Danny Manning tries to blend in with the rest of the volleyball parents, sitting in the back of the stands at Eckerd College's McArthur Center.
Manning, 43 and retired after 15 years in the NBA, looks like he could still play. But the 6-foot-10 University of Kansas legend has a busy slate these days, juggling his duties as an assistant coach for the Jayhawks and being the biggest fan of his daughter, Eckerd freshman middle blocker Taylor Manning.
Manning, a two-time All-American who led Kansas to the 1988 national title and was inducted last year into the Collegiate Basketball Hall Of Fame, has been to almost all of Taylor's early season matches (home and road), flying back and forth from Lawrence.
Senior Lydee Benoit said Manning often gives players congratulatory fist-bumps after matches and encouraging words, and he has had plenty of chances as the Tritons cracked the American Volleyball Coaches Association Division II Top 25for the first time in program history, No. 21 as of Sept. 14.
"I hear him sometimes," Benoit said. "He's constantly talking. He's constantly having a positive attitude."
Like father, like daughter. In most ways, that is. Taylor, 6 feet, turned down a scholarship offer from Division I Kansas to come to Eckerd, which actively recruited her by offering her a chance to make an immediate impact and live close to the beach, which she has loved since she was born in Los Angeles 19 years ago.
Taylor, who attended high school in Lawrence, said she'll "always be a Jayhawk," her favorite team. But as her father knows, she always has been her own person.
"This is her path," he said. "This is her journey. That's what it's all about."
Her journey, from the California sunshine to one of the best freshmen in the Sunshine State Conference, according to coach Courtney Draper, had several stops.
But her father has always been a constant. Taylor said she and younger brother Evan would go to a lot of his NBA games with the Clippers and Suns, getting a firsthand look at the competitiveness and focus of professional athletes.
And her father would return the favor, taking time to go to as many volleyball matches as he could, wherever they lived, even if he could only make an appearance before a flight.
"My family is my support system, regardless of where we lived, regardless of any situation. My family is always there for me," Taylor said.
Her parents were also a driving force in supporting her decision to attend Eckerd, even as she was recruited by Kansas, Rutgers and Valparaiso. Draper said she had a "long courtship" with Taylor after first spotting her at nationals her junior year.
It was a "very tough" decision, one she took a long time to make.

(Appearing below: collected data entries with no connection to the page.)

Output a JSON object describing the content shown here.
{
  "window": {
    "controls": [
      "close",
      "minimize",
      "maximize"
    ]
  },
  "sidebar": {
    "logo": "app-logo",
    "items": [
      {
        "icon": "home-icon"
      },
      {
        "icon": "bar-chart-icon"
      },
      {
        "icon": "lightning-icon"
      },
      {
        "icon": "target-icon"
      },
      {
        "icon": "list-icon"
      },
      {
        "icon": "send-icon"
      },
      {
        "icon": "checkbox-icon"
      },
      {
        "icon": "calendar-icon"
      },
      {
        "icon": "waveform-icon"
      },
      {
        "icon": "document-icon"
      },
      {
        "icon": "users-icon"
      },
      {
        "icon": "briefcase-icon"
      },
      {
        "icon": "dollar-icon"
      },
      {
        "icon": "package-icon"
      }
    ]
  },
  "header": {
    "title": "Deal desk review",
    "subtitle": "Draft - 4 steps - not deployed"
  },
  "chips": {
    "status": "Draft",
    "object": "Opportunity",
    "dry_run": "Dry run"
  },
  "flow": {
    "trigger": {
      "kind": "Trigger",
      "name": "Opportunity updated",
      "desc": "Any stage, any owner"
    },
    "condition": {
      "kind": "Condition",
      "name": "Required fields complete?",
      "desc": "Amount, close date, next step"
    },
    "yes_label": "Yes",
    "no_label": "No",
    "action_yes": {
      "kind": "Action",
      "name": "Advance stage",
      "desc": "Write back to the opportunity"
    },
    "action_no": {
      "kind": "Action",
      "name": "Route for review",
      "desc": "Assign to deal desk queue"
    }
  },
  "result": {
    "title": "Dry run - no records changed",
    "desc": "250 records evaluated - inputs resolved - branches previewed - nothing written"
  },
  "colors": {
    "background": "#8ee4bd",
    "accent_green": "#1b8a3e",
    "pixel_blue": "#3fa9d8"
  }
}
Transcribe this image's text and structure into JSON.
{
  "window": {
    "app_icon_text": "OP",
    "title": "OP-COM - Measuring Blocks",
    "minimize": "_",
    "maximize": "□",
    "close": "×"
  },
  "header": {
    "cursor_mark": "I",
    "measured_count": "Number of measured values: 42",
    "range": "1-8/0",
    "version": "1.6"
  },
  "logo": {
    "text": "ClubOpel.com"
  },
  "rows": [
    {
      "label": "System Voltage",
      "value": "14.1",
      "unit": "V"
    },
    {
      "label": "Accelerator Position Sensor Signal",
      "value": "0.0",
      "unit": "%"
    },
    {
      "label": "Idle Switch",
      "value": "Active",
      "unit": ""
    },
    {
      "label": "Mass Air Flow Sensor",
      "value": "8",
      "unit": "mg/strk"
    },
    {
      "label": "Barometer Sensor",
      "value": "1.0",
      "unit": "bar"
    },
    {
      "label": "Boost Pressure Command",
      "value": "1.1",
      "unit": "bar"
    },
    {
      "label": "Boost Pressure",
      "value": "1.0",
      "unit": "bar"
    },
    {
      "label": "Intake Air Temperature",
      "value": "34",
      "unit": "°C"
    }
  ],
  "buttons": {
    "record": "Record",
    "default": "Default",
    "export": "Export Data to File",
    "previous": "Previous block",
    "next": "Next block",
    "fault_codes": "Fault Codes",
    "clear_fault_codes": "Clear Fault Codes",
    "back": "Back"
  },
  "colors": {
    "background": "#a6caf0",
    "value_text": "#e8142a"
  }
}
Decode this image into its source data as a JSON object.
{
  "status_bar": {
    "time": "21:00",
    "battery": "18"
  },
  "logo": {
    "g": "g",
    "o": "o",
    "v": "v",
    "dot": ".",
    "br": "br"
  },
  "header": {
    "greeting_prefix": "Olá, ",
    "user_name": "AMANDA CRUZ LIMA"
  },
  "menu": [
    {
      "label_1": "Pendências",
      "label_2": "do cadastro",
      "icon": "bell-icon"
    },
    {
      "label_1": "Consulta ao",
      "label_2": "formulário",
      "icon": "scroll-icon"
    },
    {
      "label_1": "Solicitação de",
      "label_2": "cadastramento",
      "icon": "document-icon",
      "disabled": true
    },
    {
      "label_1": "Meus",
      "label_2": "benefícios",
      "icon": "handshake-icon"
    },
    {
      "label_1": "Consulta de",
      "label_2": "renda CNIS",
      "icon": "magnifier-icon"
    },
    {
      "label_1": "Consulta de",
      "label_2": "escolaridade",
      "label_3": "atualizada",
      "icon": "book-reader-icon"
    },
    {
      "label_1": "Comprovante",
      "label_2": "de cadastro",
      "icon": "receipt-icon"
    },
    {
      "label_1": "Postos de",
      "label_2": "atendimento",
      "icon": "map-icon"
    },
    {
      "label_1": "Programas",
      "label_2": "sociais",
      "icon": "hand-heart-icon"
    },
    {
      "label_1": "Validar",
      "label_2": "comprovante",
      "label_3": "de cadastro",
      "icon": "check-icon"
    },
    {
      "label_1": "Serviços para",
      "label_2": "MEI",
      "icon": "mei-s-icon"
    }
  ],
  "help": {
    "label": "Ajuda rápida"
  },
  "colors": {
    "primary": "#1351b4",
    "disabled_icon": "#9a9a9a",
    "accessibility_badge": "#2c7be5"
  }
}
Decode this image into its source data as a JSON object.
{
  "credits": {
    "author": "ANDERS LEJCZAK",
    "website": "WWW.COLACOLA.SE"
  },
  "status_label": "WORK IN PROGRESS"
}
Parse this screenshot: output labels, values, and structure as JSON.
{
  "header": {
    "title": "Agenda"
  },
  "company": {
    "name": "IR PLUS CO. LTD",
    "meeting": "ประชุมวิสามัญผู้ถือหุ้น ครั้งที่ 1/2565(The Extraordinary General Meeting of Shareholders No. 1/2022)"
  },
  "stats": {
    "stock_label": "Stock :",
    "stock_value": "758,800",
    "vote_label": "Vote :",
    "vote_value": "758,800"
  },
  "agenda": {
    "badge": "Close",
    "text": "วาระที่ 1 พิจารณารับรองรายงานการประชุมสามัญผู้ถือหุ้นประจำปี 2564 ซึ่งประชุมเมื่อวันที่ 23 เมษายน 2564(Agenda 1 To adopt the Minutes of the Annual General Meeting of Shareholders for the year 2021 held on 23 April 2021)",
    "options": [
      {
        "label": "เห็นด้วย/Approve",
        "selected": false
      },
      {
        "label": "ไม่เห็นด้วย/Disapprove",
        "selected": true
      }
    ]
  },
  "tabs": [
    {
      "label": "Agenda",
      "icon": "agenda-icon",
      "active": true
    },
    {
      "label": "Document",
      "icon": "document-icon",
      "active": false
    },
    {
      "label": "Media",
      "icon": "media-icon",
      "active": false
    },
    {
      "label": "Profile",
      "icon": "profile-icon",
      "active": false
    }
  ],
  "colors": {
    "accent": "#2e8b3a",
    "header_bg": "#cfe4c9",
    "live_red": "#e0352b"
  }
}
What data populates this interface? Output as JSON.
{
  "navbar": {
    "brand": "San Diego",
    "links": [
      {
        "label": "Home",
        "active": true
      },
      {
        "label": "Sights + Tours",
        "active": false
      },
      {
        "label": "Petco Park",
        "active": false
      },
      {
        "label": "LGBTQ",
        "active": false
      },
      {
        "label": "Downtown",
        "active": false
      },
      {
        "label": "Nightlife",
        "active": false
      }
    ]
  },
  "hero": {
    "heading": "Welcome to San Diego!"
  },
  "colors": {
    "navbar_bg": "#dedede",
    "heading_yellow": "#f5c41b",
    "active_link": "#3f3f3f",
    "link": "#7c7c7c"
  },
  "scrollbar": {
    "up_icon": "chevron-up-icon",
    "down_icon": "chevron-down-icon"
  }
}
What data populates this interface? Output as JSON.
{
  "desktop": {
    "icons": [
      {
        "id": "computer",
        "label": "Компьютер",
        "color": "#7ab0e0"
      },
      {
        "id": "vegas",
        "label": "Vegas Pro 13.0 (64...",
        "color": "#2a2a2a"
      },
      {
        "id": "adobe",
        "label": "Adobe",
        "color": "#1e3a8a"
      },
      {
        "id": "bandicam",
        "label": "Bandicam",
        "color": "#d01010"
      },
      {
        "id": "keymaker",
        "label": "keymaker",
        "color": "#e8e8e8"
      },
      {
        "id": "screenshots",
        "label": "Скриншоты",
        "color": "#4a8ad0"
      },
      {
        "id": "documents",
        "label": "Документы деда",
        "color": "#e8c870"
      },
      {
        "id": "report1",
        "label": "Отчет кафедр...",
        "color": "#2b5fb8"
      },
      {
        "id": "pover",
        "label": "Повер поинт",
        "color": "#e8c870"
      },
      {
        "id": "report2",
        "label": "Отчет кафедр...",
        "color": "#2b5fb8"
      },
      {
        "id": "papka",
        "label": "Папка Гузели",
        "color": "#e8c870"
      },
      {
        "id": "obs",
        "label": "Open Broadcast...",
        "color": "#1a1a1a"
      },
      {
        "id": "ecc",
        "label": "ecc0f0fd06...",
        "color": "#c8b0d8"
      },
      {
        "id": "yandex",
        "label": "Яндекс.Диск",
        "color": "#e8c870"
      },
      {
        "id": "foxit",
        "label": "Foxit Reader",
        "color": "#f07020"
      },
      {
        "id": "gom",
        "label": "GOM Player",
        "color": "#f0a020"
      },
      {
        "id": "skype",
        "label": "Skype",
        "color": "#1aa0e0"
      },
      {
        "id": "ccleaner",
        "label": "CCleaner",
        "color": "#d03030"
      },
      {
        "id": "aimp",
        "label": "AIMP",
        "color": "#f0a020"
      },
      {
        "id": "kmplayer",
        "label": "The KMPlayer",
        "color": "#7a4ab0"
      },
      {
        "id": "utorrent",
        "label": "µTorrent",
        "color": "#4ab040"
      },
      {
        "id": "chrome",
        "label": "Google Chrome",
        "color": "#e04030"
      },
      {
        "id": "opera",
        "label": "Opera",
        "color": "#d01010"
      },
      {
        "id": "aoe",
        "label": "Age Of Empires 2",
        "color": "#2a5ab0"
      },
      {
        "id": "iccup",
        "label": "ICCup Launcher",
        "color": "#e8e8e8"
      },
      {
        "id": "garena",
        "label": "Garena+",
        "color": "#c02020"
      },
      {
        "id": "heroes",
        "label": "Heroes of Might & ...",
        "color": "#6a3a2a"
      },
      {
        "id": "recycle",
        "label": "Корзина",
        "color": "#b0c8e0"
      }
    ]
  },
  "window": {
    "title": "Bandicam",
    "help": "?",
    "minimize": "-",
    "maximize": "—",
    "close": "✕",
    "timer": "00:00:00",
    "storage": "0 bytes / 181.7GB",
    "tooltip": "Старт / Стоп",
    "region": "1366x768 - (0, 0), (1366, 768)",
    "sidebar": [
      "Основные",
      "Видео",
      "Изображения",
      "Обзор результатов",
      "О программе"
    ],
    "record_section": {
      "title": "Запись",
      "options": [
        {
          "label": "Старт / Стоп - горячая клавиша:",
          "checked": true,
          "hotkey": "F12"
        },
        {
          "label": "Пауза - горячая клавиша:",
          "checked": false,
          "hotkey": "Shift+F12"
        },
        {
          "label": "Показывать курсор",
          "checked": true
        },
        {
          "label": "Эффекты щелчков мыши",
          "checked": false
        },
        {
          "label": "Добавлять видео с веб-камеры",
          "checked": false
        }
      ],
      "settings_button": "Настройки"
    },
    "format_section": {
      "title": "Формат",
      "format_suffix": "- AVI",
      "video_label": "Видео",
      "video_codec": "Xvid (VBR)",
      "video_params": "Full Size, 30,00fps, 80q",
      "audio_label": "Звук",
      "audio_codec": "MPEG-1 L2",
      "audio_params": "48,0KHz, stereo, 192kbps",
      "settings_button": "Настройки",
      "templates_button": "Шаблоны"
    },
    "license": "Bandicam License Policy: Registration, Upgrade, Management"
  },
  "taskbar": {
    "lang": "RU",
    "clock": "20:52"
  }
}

But she found the school and volleyballprogram a perfect fit.
Her mother, Julie, accompanied Taylor on her first recruiting visit, and when she began to lean in Eckerd's direction, her father made a separate trip to meet with Draper and visit the school.
"We tried to give (our kids) enough worldly experiences to make decisions like this on their own when it comes time," Danny Manning said. "It was her decision, and we support her whatever she wants to do. She made a great choice. She's happy. We're happy."
Taylor's versatility has made her one of two freshmen starters. (Former Lakewood High standout Taylor Whaley is the other.) The Tritons (6-5) upset two then-Top 25 teams this month, and Benoit - one of the best players in program history - said a big reason why is the completely new attitude brought by the younger players, including Taylor.
Her decision to attend Eckerd has worked out off the court, too. Aside from having the beach, the art lover is taking a ceramics class and trying her hand in theater production: "Never done it before, but thought I might as well try it."
After all, it's those same instincts that brought her here.
"I know ... I'll always be able to go back to KU," she said. "I'll always be a Jayhawk. ... But I wanted to broaden my horizons. I thought it'd be a fun adventure."